Je nach Bestattungsart, Region und Leistungsumfang der Bestattung kann es zu großen Preisunterschieden bei den Bestattungskosten kommen. Wir raten deshalb immer dazu, verschiedene Angebote von regionalen und überregionalen Anbietern miteinander zu vergleichen.Um Ihnen eine Übersicht zu geben, wie sich die Preise unterscheiden, haben wir Ihnen die Bestattungskosten der größten deutschen Städte zusammengefasst.

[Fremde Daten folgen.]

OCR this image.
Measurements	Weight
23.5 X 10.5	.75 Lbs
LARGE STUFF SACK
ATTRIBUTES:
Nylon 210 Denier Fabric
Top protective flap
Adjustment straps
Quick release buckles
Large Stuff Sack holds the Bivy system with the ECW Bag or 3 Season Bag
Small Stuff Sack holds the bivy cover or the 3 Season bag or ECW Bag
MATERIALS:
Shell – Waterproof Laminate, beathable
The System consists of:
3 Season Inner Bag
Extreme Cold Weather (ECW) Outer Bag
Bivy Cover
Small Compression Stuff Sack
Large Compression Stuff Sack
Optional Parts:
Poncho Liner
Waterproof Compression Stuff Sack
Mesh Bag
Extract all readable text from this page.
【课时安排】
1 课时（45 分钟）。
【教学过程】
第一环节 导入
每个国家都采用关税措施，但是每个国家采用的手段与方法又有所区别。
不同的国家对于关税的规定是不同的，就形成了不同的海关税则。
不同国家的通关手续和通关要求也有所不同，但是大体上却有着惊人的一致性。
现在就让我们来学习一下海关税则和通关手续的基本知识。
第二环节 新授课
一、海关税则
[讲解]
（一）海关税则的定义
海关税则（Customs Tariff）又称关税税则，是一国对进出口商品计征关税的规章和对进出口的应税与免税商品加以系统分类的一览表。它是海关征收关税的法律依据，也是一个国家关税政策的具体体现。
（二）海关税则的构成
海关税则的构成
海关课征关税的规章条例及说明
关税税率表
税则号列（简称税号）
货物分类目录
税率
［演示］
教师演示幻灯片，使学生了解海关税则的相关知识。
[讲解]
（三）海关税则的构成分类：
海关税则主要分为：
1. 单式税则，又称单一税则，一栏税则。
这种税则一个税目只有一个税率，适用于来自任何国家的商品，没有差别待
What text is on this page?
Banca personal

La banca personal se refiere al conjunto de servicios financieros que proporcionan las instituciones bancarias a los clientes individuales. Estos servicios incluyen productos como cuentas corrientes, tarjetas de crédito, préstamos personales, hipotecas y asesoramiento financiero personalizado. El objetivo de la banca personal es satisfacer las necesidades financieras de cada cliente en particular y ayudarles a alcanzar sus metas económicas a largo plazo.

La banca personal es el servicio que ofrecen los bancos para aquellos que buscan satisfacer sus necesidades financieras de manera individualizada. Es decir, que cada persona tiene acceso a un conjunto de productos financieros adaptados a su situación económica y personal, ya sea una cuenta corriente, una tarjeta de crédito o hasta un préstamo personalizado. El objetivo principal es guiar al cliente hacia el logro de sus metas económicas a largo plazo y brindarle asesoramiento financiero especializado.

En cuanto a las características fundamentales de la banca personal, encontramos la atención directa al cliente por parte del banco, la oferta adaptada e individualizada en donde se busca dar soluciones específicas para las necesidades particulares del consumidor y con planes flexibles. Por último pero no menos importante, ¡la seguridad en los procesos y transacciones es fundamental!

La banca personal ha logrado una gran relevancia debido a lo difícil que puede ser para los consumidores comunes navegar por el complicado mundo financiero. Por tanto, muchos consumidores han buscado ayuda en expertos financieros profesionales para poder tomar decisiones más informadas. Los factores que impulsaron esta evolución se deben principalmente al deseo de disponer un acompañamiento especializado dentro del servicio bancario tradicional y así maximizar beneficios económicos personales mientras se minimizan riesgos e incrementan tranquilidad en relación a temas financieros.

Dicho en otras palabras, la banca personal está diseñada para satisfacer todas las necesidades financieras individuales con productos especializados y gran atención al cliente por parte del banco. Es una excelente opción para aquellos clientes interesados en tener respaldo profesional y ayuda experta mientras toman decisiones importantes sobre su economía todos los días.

Wer muss die Bestattungskosten tragen?

Grundsätzlich ist der nächste Verwandte für die Kosten der Bestattung zuständig. Gibt es einen oder mehrere Erben, so sind diese verpflichtet, für die Bestattung aufzukommen. Die Bestattungspflicht erlischt nicht mit dem Ausschlagen des Erbes. Möchte ein Bekannter oder Freund die Bestattungskosten bezahlen, kann er die Kosten dafür nachträglich von den Erben einfordern. Die Höhe der angefallenen Kosten sollte jedoch angemessen sein und sich auf ortsüblichem Niveau bewegen. Sollte kein Verwandter finanziell in der Lage sein die Bestattungskosten zu tragen, kann beim Sozialhilfeträger ein Antrag auf eine Sozialbestattung gestellt werden. Hat der Verstorbene keine Angehörigen, so übernimmt das Ordnungsamt die Bestattung auf Kosten der Gemeinde bzw. der Stadt.

Bestattungskosten steuerlich absetzen

In der Steuererklärung können Bestattungskosten als außergewöhnliche Belastung geltend gemacht werden. Sie dürfen dann jedoch nicht aus dem Nachlass beglichen worden sein. So können alle Bestattungskosten abgesetzt werden. Mit der Steuererklärung müssen die Rechnungen und Quittungen eingereicht werden.